Me cuesta pensar en el incidente en la bolera sin recordar los ejemplos que me dieron maestros, amigos, clérigos, y otros adultos. El espectáculo de blancos pintados de negros que nos hizo presentar mi profesor de inglés en el noveno grado. El profesor de biología en el colegio, nada menos que un monje, quien nos dijo que si una mujer blanca daba a luz a un niño negro, tiene que haber habido un «nigger en la leñera.» La geografía de mi ciudad, en la que el sector en el que vivían los residentes negros era llamado «el barrio bajo.» Los interminables vituperios que mi padre soportó en la fábrica cuando mi hermana se casó con un negro. No negaré que se ha progresado en las relaciones raciales, pero los chicos blancos de las afueras que llenaban mis clases, todavía escribían hace unos pocos años graffiti racistas en los muros de los cuartos de baño, y se enfurecían al escribir sobre la asistencia social en sus ensayos. ¿Cuán diferente fue su formación de la mía?

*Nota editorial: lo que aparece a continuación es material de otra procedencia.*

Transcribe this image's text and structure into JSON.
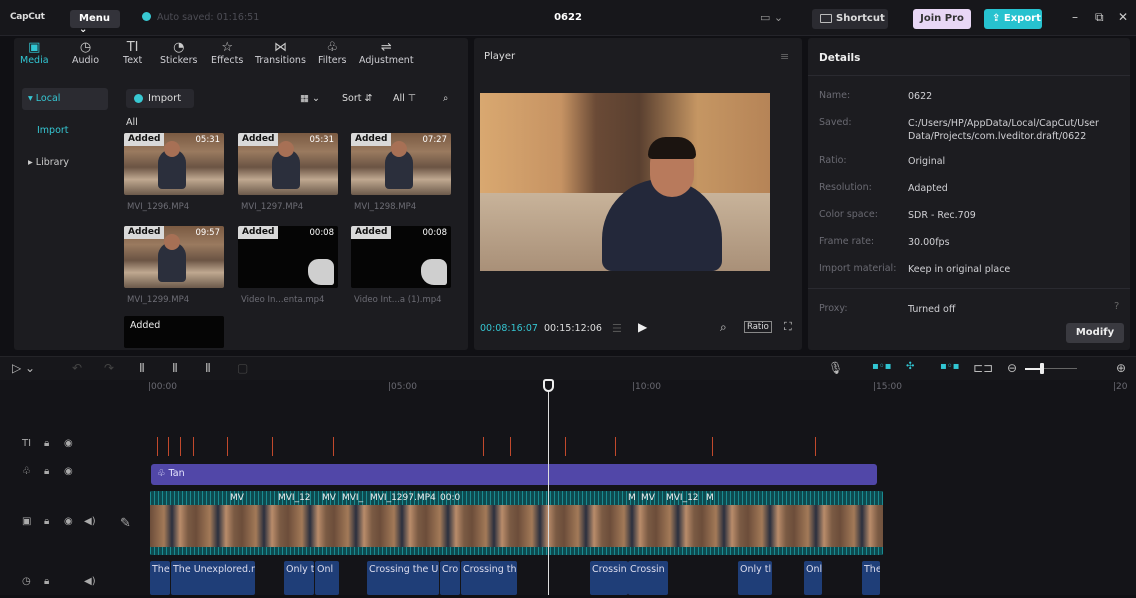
{
  "topbar": {
    "brand": "CapCut",
    "menu": "Menu",
    "autosave": "Auto saved: 01:16:51",
    "title": "0622",
    "shortcut": "Shortcut",
    "join_pro": "Join Pro",
    "export": "Export"
  },
  "toolbar": [
    {
      "label": "Media",
      "icon": "media-icon",
      "glyph": "▣"
    },
    {
      "label": "Audio",
      "icon": "audio-icon",
      "glyph": "◷"
    },
    {
      "label": "Text",
      "icon": "text-icon",
      "glyph": "TI"
    },
    {
      "label": "Stickers",
      "icon": "sticker-icon",
      "glyph": "◔"
    },
    {
      "label": "Effects",
      "icon": "effects-icon",
      "glyph": "☆"
    },
    {
      "label": "Transitions",
      "icon": "transitions-icon",
      "glyph": "⋈"
    },
    {
      "label": "Filters",
      "icon": "filters-icon",
      "glyph": "♧"
    },
    {
      "label": "Adjustment",
      "icon": "adjustment-icon",
      "glyph": "⇌"
    }
  ],
  "sidebar": {
    "local": "Local",
    "import": "Import",
    "library": "Library"
  },
  "media": {
    "import_btn": "Import",
    "sort": "Sort",
    "filter_all": "All",
    "section_all": "All",
    "items": [
      {
        "added": "Added",
        "duration": "05:31",
        "name": "MVI_1296.MP4"
      },
      {
        "added": "Added",
        "duration": "05:31",
        "name": "MVI_1297.MP4"
      },
      {
        "added": "Added",
        "duration": "07:27",
        "name": "MVI_1298.MP4"
      },
      {
        "added": "Added",
        "duration": "09:57",
        "name": "MVI_1299.MP4"
      },
      {
        "added": "Added",
        "duration": "00:08",
        "name": "Video In...enta.mp4"
      },
      {
        "added": "Added",
        "duration": "00:08",
        "name": "Video Int...a (1).mp4"
      },
      {
        "added": "Added",
        "duration": "",
        "name": ""
      }
    ]
  },
  "player": {
    "header": "Player",
    "current_time": "00:08:16:07",
    "total_time": "00:15:12:06",
    "ratio": "Ratio"
  },
  "details": {
    "header": "Details",
    "rows": [
      {
        "label": "Name:",
        "value": "0622"
      },
      {
        "label": "Saved:",
        "value": "C:/Users/HP/AppData/Local/CapCut/User Data/Projects/com.lveditor.draft/0622"
      },
      {
        "label": "Ratio:",
        "value": "Original"
      },
      {
        "label": "Resolution:",
        "value": "Adapted"
      },
      {
        "label": "Color space:",
        "value": "SDR - Rec.709"
      },
      {
        "label": "Frame rate:",
        "value": "30.00fps"
      },
      {
        "label": "Import material:",
        "value": "Keep in original place"
      },
      {
        "label": "Proxy:",
        "value": "Turned off"
      }
    ],
    "modify": "Modify"
  },
  "timeline": {
    "ruler": [
      "|00:00",
      "|05:00",
      "|10:00",
      "|15:00",
      "|20"
    ],
    "audio_clip": "Tan",
    "video_labels": [
      "MV",
      "MVI_12",
      "MV",
      "MVI_",
      "MVI_1297.MP4",
      "00:0",
      "M",
      "MV",
      "MVI_12",
      "M"
    ],
    "subtitles": [
      "The",
      "The Unexplored.mp",
      "Only t",
      "Onl",
      "Crossing the Un",
      "Cro",
      "Crossing the",
      "Crossin",
      "Crossin",
      "Only tl",
      "Onl",
      "The"
    ]
  },
  "colors": {
    "accent": "#31c6d3",
    "audio_track": "#5147a8",
    "video_track": "#0e5a5f",
    "subtitle_track": "#1f3e78",
    "text_marker": "#c2492c"
  }
}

Los blancos son criados para ser racistas, y cuesta mucho superar algo semejante. Lo sé. Sigo tratando de lograrlo.

————

Michael D. Yates es editor asociado de la revista Monthly review. Es autor de «Cheap Motels and Hot Plates: an Economist’s Travelogue» y de «Naming the System: Inequality and Work in the Global Economy.» Para contactos con Yates diríjase a: [email protected]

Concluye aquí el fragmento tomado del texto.